E – Essas empresas que estão engajadas na questão da sustentabilidade encontram algum tipo de entrave no mercado? O mercado está preparado para esta mudança?

RV – O mercado vem se preparando. Tenho uma tese de que a sustentabilidade é uma espécie de revisão do capitalismo. É como se fosse um novo elemento regulando o sistema. Isto obriga a uma revisão de princípios e práticas, que não acontece tão rapidamente, mas as empresas estão crescentemente mais abertas. Pela minha própria experiência pessoal, nos últimos cinco anos, a gente trabalhou dez vezes mais do que a gente trabalhou nos primeiros anos. O período de transição é longo. Algumas empresas estão preocupadas com o custo que essas mudanças podem trazer, e este é um raciocínio muito focado no curto prazo. Elas ficam adiando esses investimentos sob as mais diferentes alegações. Mas as empresas que são realmente líderes já entenderam a importância do tema e estão trabalhando para mudar.

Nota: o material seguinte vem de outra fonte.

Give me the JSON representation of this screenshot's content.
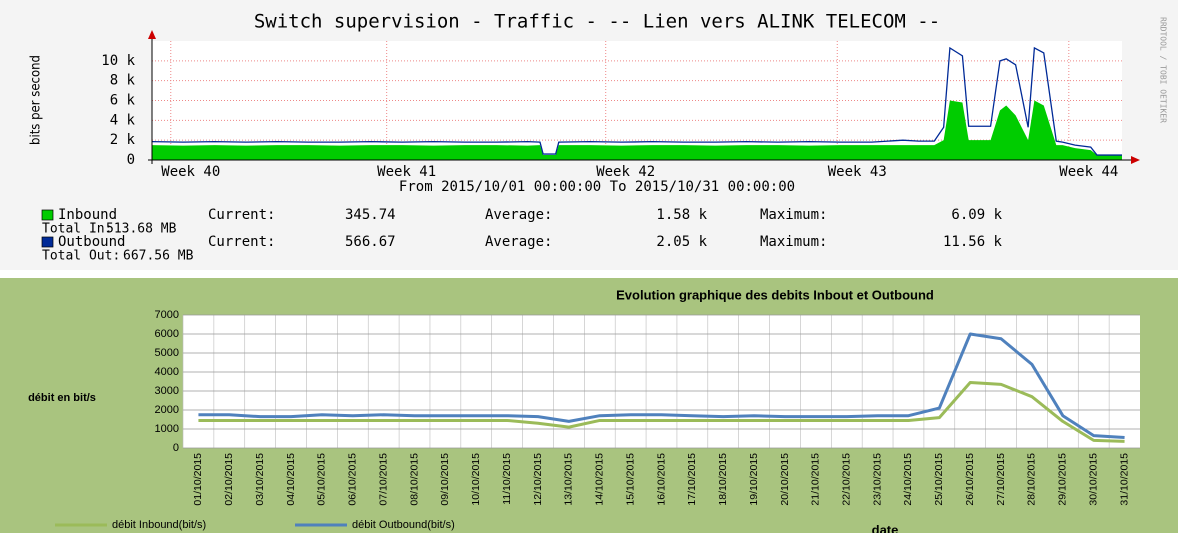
{
  "chart_data": [
    {
      "type": "area",
      "title": "Switch supervision - Traffic - -- Lien vers ALINK TELECOM --",
      "subtitle": "From 2015/10/01 00:00:00 To 2015/10/31 00:00:00",
      "ylabel": "bits per second",
      "side_note": "RRDTOOL / TOBI OETIKER",
      "xlim": [
        0,
        31
      ],
      "xticks": [
        {
          "value": 0.6,
          "label": "Week 40"
        },
        {
          "value": 7.5,
          "label": "Week 41"
        },
        {
          "value": 14.5,
          "label": "Week 42"
        },
        {
          "value": 21.9,
          "label": "Week 43"
        },
        {
          "value": 29.3,
          "label": "Week 44"
        }
      ],
      "ylim": [
        0,
        12000
      ],
      "yticks": [
        0,
        {
          "value": 2000,
          "label": "2 k"
        },
        {
          "value": 4000,
          "label": "4 k"
        },
        {
          "value": 6000,
          "label": "6 k"
        },
        {
          "value": 8000,
          "label": "8 k"
        },
        {
          "value": 10000,
          "label": "10 k"
        }
      ],
      "grid": true,
      "x": [
        0,
        1,
        2,
        3,
        4,
        5,
        6,
        7,
        8,
        9,
        10,
        11,
        12,
        12.4,
        12.5,
        12.9,
        13,
        14,
        15,
        16,
        17,
        18,
        19,
        20,
        21,
        22,
        23,
        24,
        24.5,
        25,
        25.3,
        25.5,
        25.9,
        26.1,
        26.4,
        26.6,
        26.8,
        27.1,
        27.3,
        27.6,
        28,
        28.2,
        28.5,
        28.9,
        29.1,
        29.5,
        30,
        30.2,
        31
      ],
      "series": [
        {
          "name": "Inbound",
          "color": "#00cc00",
          "values": [
            1500,
            1450,
            1500,
            1450,
            1500,
            1500,
            1450,
            1500,
            1500,
            1450,
            1500,
            1500,
            1450,
            1500,
            500,
            500,
            1500,
            1500,
            1450,
            1500,
            1500,
            1450,
            1500,
            1500,
            1450,
            1500,
            1500,
            1500,
            1500,
            1500,
            2000,
            6000,
            5800,
            2000,
            2000,
            2000,
            2000,
            5000,
            5500,
            4500,
            2000,
            6000,
            5500,
            1500,
            1500,
            1200,
            1000,
            500,
            500
          ],
          "stats": {
            "current_label": "Current:",
            "current": "345.74",
            "average_label": "Average:",
            "average": "1.58 k",
            "maximum_label": "Maximum:",
            "maximum": "6.09 k",
            "total_label": "Total In:",
            "total": "513.68 MB"
          }
        },
        {
          "name": "Outbound",
          "color": "#002a97",
          "values": [
            1850,
            1800,
            1850,
            1800,
            1850,
            1800,
            1800,
            1850,
            1800,
            1850,
            1800,
            1800,
            1850,
            1800,
            600,
            600,
            1800,
            1850,
            1800,
            1850,
            1800,
            1800,
            1850,
            1800,
            1850,
            1800,
            1800,
            2000,
            1900,
            1900,
            3300,
            11300,
            10500,
            3400,
            3400,
            3400,
            3400,
            10000,
            10200,
            9600,
            3300,
            11300,
            10800,
            1900,
            1800,
            1500,
            1300,
            500,
            500
          ],
          "stats": {
            "current_label": "Current:",
            "current": "566.67",
            "average_label": "Average:",
            "average": "2.05 k",
            "maximum_label": "Maximum:",
            "maximum": "11.56 k",
            "total_label": "Total Out:",
            "total": "667.56 MB"
          }
        }
      ]
    },
    {
      "type": "line",
      "title": "Evolution graphique des debits Inbout et Outbound",
      "ylabel": "débit en bit/s",
      "xlabel": "date",
      "categories": [
        "01/10/2015",
        "02/10/2015",
        "03/10/2015",
        "04/10/2015",
        "05/10/2015",
        "06/10/2015",
        "07/10/2015",
        "08/10/2015",
        "09/10/2015",
        "10/10/2015",
        "11/10/2015",
        "12/10/2015",
        "13/10/2015",
        "14/10/2015",
        "15/10/2015",
        "16/10/2015",
        "17/10/2015",
        "18/10/2015",
        "19/10/2015",
        "20/10/2015",
        "21/10/2015",
        "22/10/2015",
        "23/10/2015",
        "24/10/2015",
        "25/10/2015",
        "26/10/2015",
        "27/10/2015",
        "28/10/2015",
        "29/10/2015",
        "30/10/2015",
        "31/10/2015"
      ],
      "ylim": [
        0,
        7000
      ],
      "yticks": [
        0,
        1000,
        2000,
        3000,
        4000,
        5000,
        6000,
        7000
      ],
      "grid": true,
      "series": [
        {
          "name": "débit Inbound(bit/s)",
          "color": "#9bbb59",
          "values": [
            1450,
            1450,
            1450,
            1450,
            1450,
            1450,
            1450,
            1450,
            1450,
            1450,
            1450,
            1300,
            1100,
            1450,
            1450,
            1450,
            1450,
            1450,
            1450,
            1450,
            1450,
            1450,
            1450,
            1450,
            1600,
            3450,
            3350,
            2700,
            1400,
            400,
            350
          ]
        },
        {
          "name": "débit Outbound(bit/s)",
          "color": "#4f81bd",
          "values": [
            1750,
            1750,
            1650,
            1650,
            1750,
            1700,
            1750,
            1700,
            1700,
            1700,
            1700,
            1650,
            1400,
            1700,
            1750,
            1750,
            1700,
            1650,
            1700,
            1650,
            1650,
            1650,
            1700,
            1700,
            2100,
            6000,
            5750,
            4400,
            1700,
            650,
            550
          ]
        }
      ]
    }
  ]
}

E – As empresas que não mudarem, vão deixar de existir?

RV – Alguns setores empresariais não conseguem focar a sustentabilidade com um olhar de oportunidade. Eles enxergam como um risco. As mudanças necessárias vão alterar o seu modelo de negócio e essas empresas não querem correr esse risco. Imagino que vai acontecer com a sustentabilidade algo semelhante ao que aconteceu com a qualidade total. Na década de 1980, ela era um diferencial, hoje é uma exigência básica. Daqui a uns dez anos, a sustentabilidade vai ser um pré-requisito para se atuar em qualquer negócio. Se você não tiver, você está fora. E isto virá por meio de regulações públicas e autorregulações, e dos consumidores que exigirão das empresas que elas tenham esses compromissos.